Magnetic Resonance Imaging, or MRI scanning, is crucial to diagnosing a plethora of medical conditions; from cancer to neurological disease.
But accurately labelling each image taken during an examination can be time-consuming, having an impact on how quickly medical staff can correctly identify an illness.
Now researchers at King’s College in London have made a breakthrough in automating the process which means up to 100,000 MRI brain examinations can be labelled in a matter of 30 minutes rather than the years it would take to complete manually.
The research team at the university’s School of Biomedical Engineering and Imaging Sciences had to teach machine learning image recognition systems through so-called "deep learning," which involves multiple algorithms processed through several neural networks.
This was done by training the systems to obtain the labels from radiology reports and correctly assign them to their corresponding MRI examinations.
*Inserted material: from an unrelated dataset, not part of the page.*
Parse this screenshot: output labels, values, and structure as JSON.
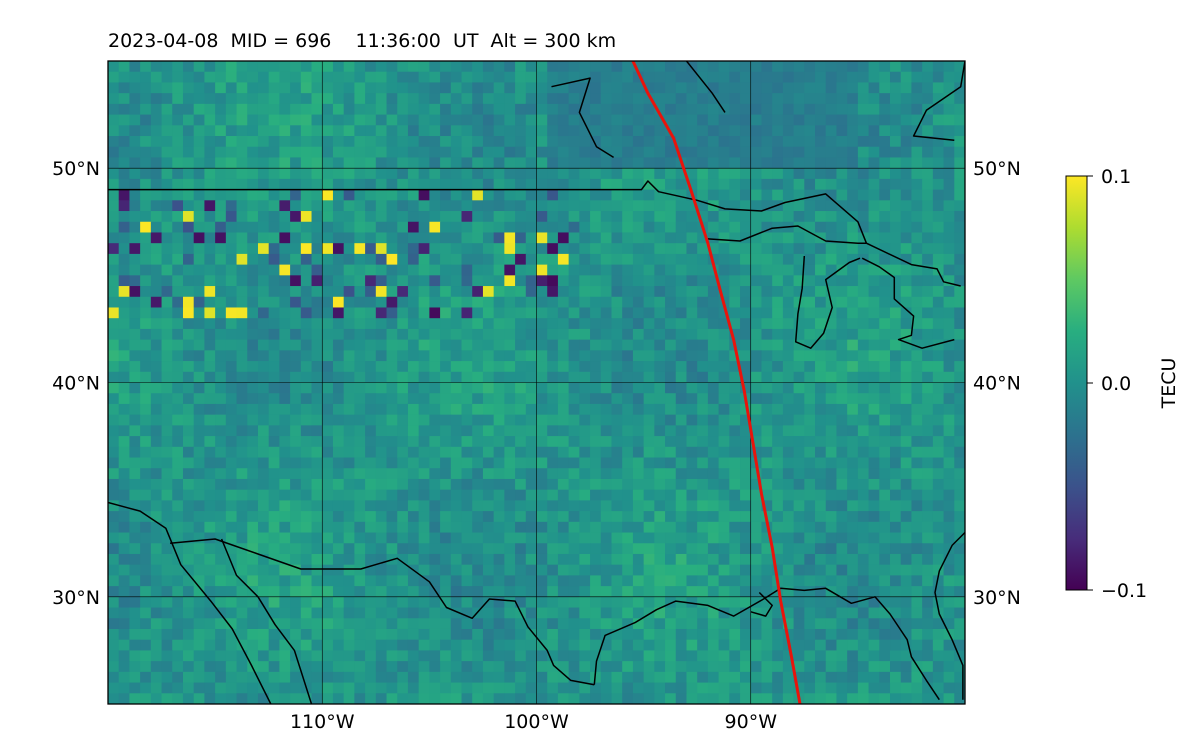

King's College said the study is the first to enable researchers to label complex MRI datasets at scale, details of which were published in European Radiology.
According to the researchers, deep learning typically requires processing tens of thousands of labelled images in order to achieve the best possible image recognition performance.
Large datasets equal bottlenecks
But the process represents a bottleneck in the development of deep learning systems for complex image datasets.
"By overcoming this bottleneck, we have massively facilitated future deep learning image recognition tasks and this will almost certainly accelerate the arrival into the clinic of automated brain MRI readers," Dr Tom Booth, a senior author on the study, said.
"The potential for patient benefit through, ultimately, timely diagnosis, is enormous".
He added that the models were evaluated for using both unseen labels as well as images.
"While this might seem obvious, this has been challenging to do in medical imaging because it requires an enormous team of expert radiologists. Fortunately, our team is a perfect synthesis of clinicians and scientists," Booth said.
Dr David Wood, the study’s lead author, said the research builds on recent breakthroughs in natural language processing, which had used huge collections of unlabeled text including all of the English language Wikipedia and (open-access research repository) PubMed Central abstracts and full-text articles.
"In the spirit of open-access science, we have also made our code and models available to other researchers to ensure that as many people benefit from this work as possible," he added.